Уроки русской любви
Шрифт:
Он замолчал и не знал, что делать. Он видел только внезапную досаду и не видал причины.
“Боже мой! – думала она. – Вот все пришло в порядок; этой сцены как не бывало, слава богу! Что ж… Ах, боже мой! Что ж это такое? Ах, Сонечка, Сонечка! Какая ты счастливая!”
– Я домой пойду, – вдруг сказала она, ускоряя шаги и поворачивая в другую аллею.
У ней в горле стояли слезы. Она боялась заплакать.
– Не туда, здесь ближе, – заметил Обломов. “Дурак, – сказал он сам себе уныло, – нужно было объясняться! Теперь пуще разобидел.

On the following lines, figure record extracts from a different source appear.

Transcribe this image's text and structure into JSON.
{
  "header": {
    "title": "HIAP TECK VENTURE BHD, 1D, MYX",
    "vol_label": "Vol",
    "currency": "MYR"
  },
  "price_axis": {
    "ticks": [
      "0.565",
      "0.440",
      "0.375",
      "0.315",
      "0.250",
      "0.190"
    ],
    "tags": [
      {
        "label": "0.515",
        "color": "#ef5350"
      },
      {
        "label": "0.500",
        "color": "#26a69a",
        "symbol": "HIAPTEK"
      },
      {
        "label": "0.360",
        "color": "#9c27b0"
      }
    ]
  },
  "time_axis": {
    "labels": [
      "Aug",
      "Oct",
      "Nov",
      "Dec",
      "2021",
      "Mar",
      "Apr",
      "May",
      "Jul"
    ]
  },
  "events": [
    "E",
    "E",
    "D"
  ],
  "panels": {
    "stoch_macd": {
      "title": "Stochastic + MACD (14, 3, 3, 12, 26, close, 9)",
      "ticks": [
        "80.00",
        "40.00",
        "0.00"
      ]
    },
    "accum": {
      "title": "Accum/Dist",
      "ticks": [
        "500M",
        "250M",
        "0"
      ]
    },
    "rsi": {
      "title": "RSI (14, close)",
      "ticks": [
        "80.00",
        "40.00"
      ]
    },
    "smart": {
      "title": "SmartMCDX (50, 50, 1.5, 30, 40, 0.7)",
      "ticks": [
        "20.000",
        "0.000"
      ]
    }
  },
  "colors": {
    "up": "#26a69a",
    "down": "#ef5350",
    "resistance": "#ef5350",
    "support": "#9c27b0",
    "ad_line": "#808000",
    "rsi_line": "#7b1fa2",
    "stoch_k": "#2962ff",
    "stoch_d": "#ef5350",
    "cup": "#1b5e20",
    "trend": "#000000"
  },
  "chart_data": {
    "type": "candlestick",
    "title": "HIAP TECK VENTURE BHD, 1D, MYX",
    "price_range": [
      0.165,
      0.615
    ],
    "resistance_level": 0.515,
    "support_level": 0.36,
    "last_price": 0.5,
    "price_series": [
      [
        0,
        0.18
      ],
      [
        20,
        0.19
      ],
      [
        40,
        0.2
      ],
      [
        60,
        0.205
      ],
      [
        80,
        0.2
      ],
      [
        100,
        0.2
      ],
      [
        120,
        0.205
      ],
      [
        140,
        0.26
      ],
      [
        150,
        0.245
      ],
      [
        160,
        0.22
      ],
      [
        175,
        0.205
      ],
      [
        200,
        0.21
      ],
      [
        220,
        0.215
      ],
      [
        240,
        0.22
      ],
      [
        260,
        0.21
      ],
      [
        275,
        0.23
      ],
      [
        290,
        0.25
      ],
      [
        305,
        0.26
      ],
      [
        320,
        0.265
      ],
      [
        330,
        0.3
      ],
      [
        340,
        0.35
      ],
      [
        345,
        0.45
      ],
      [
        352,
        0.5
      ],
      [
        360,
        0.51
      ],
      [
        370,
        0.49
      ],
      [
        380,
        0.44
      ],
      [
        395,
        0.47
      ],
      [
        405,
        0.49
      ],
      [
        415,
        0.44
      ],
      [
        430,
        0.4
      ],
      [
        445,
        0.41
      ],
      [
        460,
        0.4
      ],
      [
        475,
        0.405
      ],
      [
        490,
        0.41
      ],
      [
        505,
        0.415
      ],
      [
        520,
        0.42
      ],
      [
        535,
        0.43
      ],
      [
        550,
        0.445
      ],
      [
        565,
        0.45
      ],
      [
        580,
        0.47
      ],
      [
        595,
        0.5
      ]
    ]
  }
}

Не надо было напоминать:
“Мне, должно быть, оттого стало досадно, – думала она, – что я не успела сказать ему: мсье Обломов, я никак не ожидала, чтобы вы позволили… Он предупредил меня… “Неправда”! Скажите пожалуйста, он еще лгал! Да как он смел?”
– Точно ли вы забыли? – спросил он тихо.
– Забыла, все забыла! – скоро проговорила она, торопясь идти домой.
– Дайте руку, в знак, что вы не сердитесь.
Она, не глядя на него, подала ему концы пальцев и, едва он коснулся их, тотчас же отдернула руку назад.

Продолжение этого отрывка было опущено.